LAPTI research interests.

The sea gets deeper as you go further into it.

Venetian proverb according to Nassim Taleb

Чем дальше в лес тем больше дров.

parallel Russian proverb

The main theme of our research is the understanding of how genetic information is decoded from DNA into RNA and proteins. Someone may find this topic a little strange and argue that we already know how this is happening. Indeed, it is probably common knowledge (at least among sufficiently curious individuals) that RNA molecules are synthesized from their DNA templates according to the rules of complementarity between nucleotides (A <-> T(U) and G <-> C) while proteins are synthesized according to the genetic code, in which triplets of nucleotides specify amino acids in synthesized proteins.

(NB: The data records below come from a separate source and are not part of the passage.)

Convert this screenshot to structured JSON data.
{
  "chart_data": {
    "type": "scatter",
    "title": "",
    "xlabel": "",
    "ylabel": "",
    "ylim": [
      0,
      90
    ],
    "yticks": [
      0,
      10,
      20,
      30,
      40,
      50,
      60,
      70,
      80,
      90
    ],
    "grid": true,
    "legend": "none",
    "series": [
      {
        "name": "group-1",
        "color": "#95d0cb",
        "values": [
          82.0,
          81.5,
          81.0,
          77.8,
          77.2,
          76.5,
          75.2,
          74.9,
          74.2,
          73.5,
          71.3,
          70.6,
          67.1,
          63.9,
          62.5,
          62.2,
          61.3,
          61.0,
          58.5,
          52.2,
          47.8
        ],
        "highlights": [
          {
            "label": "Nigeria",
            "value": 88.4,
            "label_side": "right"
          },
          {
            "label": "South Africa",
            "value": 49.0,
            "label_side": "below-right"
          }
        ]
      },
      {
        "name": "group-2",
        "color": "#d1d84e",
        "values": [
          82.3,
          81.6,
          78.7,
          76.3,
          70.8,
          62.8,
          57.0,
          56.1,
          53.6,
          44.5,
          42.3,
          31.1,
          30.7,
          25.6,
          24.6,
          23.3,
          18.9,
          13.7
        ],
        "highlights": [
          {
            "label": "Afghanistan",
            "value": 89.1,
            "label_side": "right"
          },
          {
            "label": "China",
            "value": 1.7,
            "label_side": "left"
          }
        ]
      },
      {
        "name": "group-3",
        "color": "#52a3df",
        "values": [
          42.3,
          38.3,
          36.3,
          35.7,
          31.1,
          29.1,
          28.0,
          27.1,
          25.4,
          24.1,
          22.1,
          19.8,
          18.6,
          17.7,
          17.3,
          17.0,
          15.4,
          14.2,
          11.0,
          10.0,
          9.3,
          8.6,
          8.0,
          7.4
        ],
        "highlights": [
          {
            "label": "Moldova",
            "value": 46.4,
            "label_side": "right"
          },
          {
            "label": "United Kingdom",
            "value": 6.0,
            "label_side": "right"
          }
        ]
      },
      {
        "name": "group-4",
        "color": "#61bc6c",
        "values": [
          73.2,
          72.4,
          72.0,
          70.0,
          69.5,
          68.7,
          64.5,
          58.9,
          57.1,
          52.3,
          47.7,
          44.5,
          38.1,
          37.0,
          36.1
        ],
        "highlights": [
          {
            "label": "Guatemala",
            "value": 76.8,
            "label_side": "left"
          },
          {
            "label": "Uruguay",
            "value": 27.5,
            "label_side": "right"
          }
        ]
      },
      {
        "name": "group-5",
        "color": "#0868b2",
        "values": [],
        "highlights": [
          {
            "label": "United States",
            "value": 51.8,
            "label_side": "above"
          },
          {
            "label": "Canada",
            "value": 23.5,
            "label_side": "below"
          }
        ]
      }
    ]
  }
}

However, Life, with its aptitude for exploration of the possible to find advantageous, does not tend to be limited by very strict laws. Researchers have documented a significant number of specific alterations (many would prefer the word extension) of the above rules. In most cases such alterations of standard rules are known to serve important biological functions. At present LAPTI research is mainly focused on two categories of such "non-standard" events, translational recoding and RNA editing.

Translational recoding.

In brief, translational recoding can be defined as functional utilization of non-standard translation events. The two major types of recoding are programmed ribosomal frameshifting and codon redefinition. Ribosomal frameshifting is a process in which ribosomes change translation phases at specific locations, consequently producing protein products encoded by multiple open reading frames. Codon redefinition is a process in which standard meaning of a specific codon is redefined at certain locations within mRNA. Recoding events have been observed virtually in all organisms, though the number of genes that are known to utilize recoding is very small relative to the total.

In LAPTI we develop algorithms and computer programs for identification, analysis and annotation of those genes that utilize recoding. To understand how recoding works, we compare sequences of these genes and disseminate the sequence features associated with recoding and test these associations experimentally. LAPTI also maintains the Recode database, a public Internet resource dedicated to the genes in which recoding events occur.

RNA editing.

RNA editing can be broadly defined as a process in which a sequence of an RNA molecule is modified, so that small discrepancies are introduced relative to its DNA template. There is a large number of mechanisms responsible for such modifications. They vary from relatively straight-forward hydrolitic deamination of nucleotide bases resulting in adenosine-to-inosine or cytidine-to-uridine conversions or mechanistically simple heterogeneous transcription of nucleotide repeats (aka transcriptional slippage or stuttering) to more sophisticated modifications of RNA nucleotides guided by specific small RNA molecules and catalyzed by specialized enzymes.

Similarly to translational recoding, RNA editing events have been found in all types of organisms and they are utilized for a variety of functional purposes. LAPTI is working on the development of algorithms that identify and predict RNA editing cases and validation of these prediction using massively parallel sequencing.

Evolution of the genetic code and translation.

Since the decipherment of the nearly-universal genetic code, researchers have struggled trying to explain how the genetic code has originated. The trouble is that the protein biosynthesis requires accurate discrimination between triplets in nucleic acids (codons) that encode amino acid residues. But this process requires elaborate protein machinery. In other word, genetic decoding and proteins are mutually dependent: proteins are required to produce proteins.

In a search for plausible explanations for the origin of the genetic code, we hypothesized that the initial decoding in RNA World involved longer-than-triplet interactions. The stability of such interactions would be sufficient for their accurate discrimination without assistance of protein factors, see Baranov et al. 2009. Then, such interactions would evolve towards shorter triplet interactions in parallel with the evolution of the decoding apparatus. In LAPTI we perform in silico simulations to model this process in order to investigate whether transitions between codon sizes are possible in a continues manner, without impairment of the accuracy of the protein biosynthesis. Recent work on engineering quadruplet decoding ribosomes (Neumann et al. 2010) holds a promise to a possibility of testing our hypothesis experimentally in the future.